Information and the Future

This is the blog of the Information and the Future task force of the Rolfing Library at Trinity International University. The IF task force exists to explore the role of libraries in the future of Christian higher education.

Thursday, May 17, 2007

Information gluttony

Let us not mince words. For libraries in the 21st century, the situation is dire. The library as we know it was designed to meet the needs of a society whose chief information problem was one of scarcity . . . Libraries did a good job of meeting this need, but the radical changes of the past two decades have left traditional library practices behind. Information is no longer stored primarily in print formats; most published information is created and stored electronically - printing comes later if at all - and a tremendous amount of it is made freely available to the general public through the Internet. The defining characteristic of today's information world is not one of scarcity, but of glut.

Rick Anderson, "The (Uncertain) Future of Libraries in a Google World: Sounding the Alarm," in Libraries and Google, p. 33
This is the quote I've been thinking about as I continue to reflect on David Bade's paper on the future of cataloging. I think that the push to automate or otherwise speed the creation of metadata is in part an attempt to move from the famine to the feast. But as the slow food movement has made clear a efficiency in the production and consumption of food comes at a cost. Namely a loss of the cultural meaning of our food and ultimately a diminished pleasure in eating.

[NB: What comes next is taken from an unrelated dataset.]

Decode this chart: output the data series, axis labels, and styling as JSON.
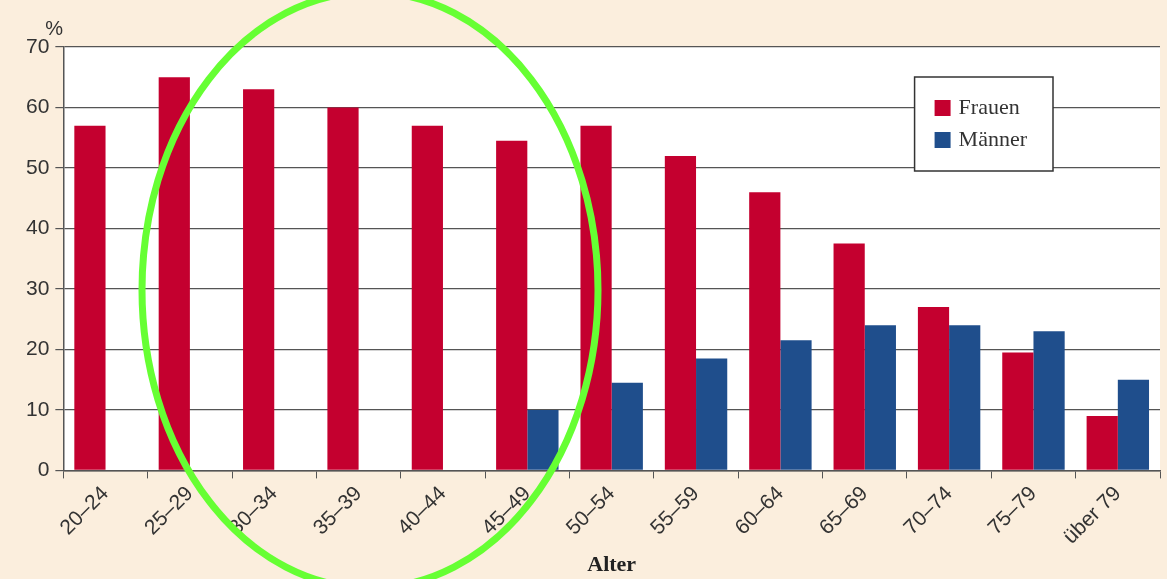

As I think about the future of information, I think it will be important for us to think about to create systems that continue to value the knowledge and wisdom that comes from the contemplative interaction with information. Just as it is important for us to take seriously and respond the incredible growth in the amount and availability of that information. I think Anderson is right that the future of libraries is uncertain. We need to respond - the question is how.